Comparison With Other Methods

Methods exist on a continuum from adaptive to predictive. Agile methods lie on the adaptive side of this continuum. Adaptive methods focus on adapting quickly to changing realities. When the needs of a project change, an adaptive team changes as well. An adaptive team will have difficulty describing exactly what will happen in the future. The further away a date is, the more vague an adaptive method will be about what will happen on that date. An adaptive team cannot report exactly what tasks they will do next week, but only which features they plan for next month. When asked about a release six months from now, an adaptive team might be able to report only the mission statement for the release, or a statement of expected value vs. cost.

Predictive methods, in contrast, focus on analysing and planning the future in detail and cater for known risks. In the extremes, a predictive team can report exactly what features and tasks are planned for the entire length of the development process. Predictive methods rely on effective early phase analysis and if this goes very wrong, the project may have difficulty changing direction. Predictive teams will often institute a change control board to ensure that only the most valuable changes are considered.

Formal methods, in contrast to adaptive and predictive methods, focus on computer science theory with a wide array of types of provers. A formal method attempts to prove the absence of errors with some level of determinism. Some formal methods are based on model checking and provide counter examples for code that cannot be proven. Agile teams may employ highly disciplined formal methods.

Agile methods have much in common with the Rapid Application Development techniques from the 1980/90s as espoused by James Martin and others. In addition to technology-focused methods, customer- and design-centered methods, such as Visualization-Driven Rapid Prototyping developed by Brian Willison, work to engage customers and end users to facilitate agile software development.

In 2008 the Software Engineering Institute (SEI) published the technical report "CMMI or Agile: Why Not Embrace Both" to make clear that Capability Maturity Model Integration and agile can co-exist. CMMI Version 1.3 includes support for Agile Software Development.

One of the differences between agile and waterfall, is that testing of the software is conducted at different points during the software development lifecycle.

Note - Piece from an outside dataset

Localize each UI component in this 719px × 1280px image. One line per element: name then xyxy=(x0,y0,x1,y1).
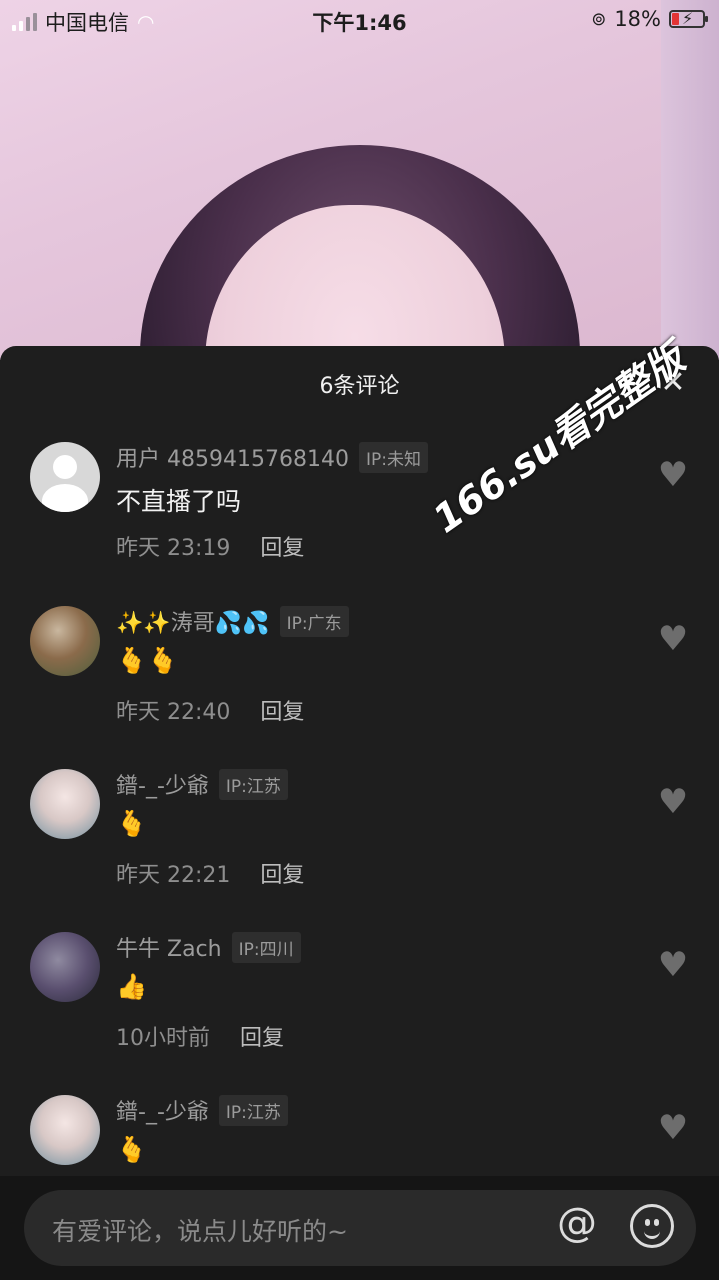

In the waterfall model, there is a separate testing phase after implementation. In Agile XP, testing is done concurrently with implementation.

In general if most of the unknowns are known (e.g. good requirements, yet to be fully analysed), the Predictive approach may be more suitable. However if there are a lot of unknown unknowns (e.g. requirements which are known to be weak and cannot yet be improved), the agile approach allows incremental maturation and implementation.